The traditional schedule begins in mid-September in New York, then moves to London, Milan and Paris. This year the mayor of New York asked the British if they would swap dates so the American fashion industry could mark the anniversary of September 11th.
It was hard to refuse and after weeks of intense negotiations the British agreed, although there was concern among some designers that fewer media people and buyers would turn up.
"We obviously had to change dates and I felt it was absolutely the right thing to do as, at the end of the day, it is only fashion," says John Rocha, the Irish-based designer who shows on the London catwalk.
"It has been more difficult to get the models over from New York," he said, but he was pleased that "the buyers have been turning up".

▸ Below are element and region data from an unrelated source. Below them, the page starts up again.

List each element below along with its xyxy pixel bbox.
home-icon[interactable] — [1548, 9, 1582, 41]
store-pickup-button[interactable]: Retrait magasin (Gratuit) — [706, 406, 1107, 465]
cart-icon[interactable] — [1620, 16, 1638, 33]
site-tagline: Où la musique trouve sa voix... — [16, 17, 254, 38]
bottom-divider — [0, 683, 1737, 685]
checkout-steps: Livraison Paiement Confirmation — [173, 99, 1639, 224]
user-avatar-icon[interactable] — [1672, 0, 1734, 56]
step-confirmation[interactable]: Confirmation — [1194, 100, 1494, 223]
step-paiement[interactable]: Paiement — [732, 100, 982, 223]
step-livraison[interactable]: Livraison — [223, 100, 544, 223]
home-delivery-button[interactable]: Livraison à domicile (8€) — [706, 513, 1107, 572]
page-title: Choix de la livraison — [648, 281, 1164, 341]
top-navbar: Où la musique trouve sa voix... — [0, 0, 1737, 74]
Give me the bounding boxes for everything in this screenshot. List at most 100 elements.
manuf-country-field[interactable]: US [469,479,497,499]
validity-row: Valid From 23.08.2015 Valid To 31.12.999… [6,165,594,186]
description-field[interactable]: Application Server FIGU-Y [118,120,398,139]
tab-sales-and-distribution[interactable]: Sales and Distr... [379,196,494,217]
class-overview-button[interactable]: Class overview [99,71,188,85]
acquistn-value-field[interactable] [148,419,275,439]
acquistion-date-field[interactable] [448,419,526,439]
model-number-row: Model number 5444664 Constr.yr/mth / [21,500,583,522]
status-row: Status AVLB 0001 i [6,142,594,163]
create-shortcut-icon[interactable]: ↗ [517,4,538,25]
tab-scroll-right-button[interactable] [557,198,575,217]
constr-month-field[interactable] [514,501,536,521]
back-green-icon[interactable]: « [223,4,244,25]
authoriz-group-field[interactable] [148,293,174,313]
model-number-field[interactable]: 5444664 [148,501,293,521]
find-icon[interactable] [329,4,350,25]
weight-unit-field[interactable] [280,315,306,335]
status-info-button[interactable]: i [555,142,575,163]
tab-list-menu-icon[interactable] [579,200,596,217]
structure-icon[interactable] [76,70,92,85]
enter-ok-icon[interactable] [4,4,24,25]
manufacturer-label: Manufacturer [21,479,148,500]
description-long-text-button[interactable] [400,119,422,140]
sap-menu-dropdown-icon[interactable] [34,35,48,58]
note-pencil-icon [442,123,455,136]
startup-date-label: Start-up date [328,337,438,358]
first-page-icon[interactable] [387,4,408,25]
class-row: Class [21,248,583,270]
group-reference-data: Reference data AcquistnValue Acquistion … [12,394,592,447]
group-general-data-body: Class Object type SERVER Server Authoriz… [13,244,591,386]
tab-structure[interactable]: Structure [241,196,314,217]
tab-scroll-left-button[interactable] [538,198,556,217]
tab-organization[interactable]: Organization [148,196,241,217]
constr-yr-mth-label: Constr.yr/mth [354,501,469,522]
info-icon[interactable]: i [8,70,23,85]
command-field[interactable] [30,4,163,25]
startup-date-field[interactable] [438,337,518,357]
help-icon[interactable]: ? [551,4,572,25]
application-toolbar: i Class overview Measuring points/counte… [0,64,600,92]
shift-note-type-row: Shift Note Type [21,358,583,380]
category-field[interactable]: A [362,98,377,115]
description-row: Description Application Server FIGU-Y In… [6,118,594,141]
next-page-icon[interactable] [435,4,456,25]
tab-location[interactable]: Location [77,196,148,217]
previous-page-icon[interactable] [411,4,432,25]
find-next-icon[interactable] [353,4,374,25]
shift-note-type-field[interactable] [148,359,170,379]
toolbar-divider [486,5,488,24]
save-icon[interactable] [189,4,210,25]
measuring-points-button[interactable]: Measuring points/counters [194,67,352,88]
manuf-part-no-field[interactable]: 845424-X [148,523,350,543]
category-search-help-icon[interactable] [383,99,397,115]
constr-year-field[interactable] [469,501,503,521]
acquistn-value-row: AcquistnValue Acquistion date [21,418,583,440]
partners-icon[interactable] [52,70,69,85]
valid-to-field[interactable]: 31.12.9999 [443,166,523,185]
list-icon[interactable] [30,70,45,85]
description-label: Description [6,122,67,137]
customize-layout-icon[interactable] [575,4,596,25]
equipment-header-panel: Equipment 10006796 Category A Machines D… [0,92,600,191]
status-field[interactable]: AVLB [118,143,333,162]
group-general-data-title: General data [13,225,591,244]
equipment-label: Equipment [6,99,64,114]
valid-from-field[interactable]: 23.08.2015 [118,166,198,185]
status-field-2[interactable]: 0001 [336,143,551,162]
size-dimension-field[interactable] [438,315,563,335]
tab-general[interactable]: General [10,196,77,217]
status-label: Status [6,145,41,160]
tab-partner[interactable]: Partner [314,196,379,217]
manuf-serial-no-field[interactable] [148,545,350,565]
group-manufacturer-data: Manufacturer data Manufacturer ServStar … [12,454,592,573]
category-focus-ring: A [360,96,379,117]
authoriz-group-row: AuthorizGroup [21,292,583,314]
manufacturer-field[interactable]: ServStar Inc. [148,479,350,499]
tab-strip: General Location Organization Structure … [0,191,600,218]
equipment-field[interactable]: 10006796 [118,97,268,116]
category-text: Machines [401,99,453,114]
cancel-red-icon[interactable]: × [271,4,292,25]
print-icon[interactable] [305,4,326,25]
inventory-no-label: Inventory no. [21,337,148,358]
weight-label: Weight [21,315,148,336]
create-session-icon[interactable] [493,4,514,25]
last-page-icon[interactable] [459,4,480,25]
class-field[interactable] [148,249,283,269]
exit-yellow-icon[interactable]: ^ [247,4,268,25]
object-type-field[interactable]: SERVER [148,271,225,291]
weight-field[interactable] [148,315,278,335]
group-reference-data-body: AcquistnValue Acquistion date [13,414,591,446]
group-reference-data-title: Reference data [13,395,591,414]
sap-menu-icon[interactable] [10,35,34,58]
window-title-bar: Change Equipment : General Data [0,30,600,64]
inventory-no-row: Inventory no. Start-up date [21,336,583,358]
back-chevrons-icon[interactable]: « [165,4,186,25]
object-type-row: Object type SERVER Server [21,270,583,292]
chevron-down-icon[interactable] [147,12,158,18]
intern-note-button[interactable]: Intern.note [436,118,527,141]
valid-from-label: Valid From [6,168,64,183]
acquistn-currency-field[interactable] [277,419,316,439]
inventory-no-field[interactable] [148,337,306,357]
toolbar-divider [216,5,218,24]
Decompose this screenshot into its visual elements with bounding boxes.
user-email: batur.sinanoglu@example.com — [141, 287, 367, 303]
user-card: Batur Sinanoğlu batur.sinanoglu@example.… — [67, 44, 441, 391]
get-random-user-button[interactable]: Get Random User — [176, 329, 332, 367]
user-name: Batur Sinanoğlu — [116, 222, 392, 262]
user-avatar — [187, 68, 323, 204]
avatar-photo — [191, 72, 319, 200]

Buyers from Barneys, Bergdorf Goodman and Bloomingdales, in their gratitude, made the trip across the Atlantic, and visibly perked up with the razzmatazz of Julien Macdonald, whose Vegas-style show starring Naomi Campbell produced that essential shot of adrenaline.
Brightly printed chiffon dresses revealing lots of leg, tiny suits with micro-minis, skintight leather with rivet detailing and big hair with big sunglasses were high-octane glamour.
What was also lovely to see was Macdonald reintroduce some of his famous cobweb knits, which, in his student days, he used to produce on a knitting machine in his bedsit and subsequently prompted an invitation to work at Chanel in Paris.
One of the strongest trends to emerge from the new collections so far is the shift from the teenager to clothes for the real woman. Fashion from Jasper Conran and Ashley Isham is infinitely more sophisticated and grown-up, with icons like Elizabeth Taylor, Sofia Loren and Anna Magnani coming to mind.
Conran produced jersey dresses stretched tautly across the body and curvy 1950s-style tailoring in tropical wools. Skirts were pencil-slim, dresses plunged low and sensuously at the back and georgette was swathed provocatively across the body.
Newcomer Ashley Isham has similarly set his mark at the sophisticated luxury end of fashion with a 1970s Saint Tropez look complete with turbans, sunglasses and sexy jersey dresses. The mood for sweet femininity, however, is still powerful and collections from Betty Jackson, Nicole Farhi and Elspeth Gibson mixed the softness of printed silk and embroidered chiffon with lots of cool rumpled linen tailoring in navy, white and cream.
John Rocha showed his familiar easy linen tailoring (with puffy hems on the jackets this season) and lots of winsome little dresses delicately hand-worked with cobwebbing and appliqué.
Sophia Kokosalaki similarly built on the intricacy of her slashed jersey dresses and complex scroll details of her leather lacing.
While at times we missed the rawness of designers like McQueen, London still proves to be an incubator for fresh talent.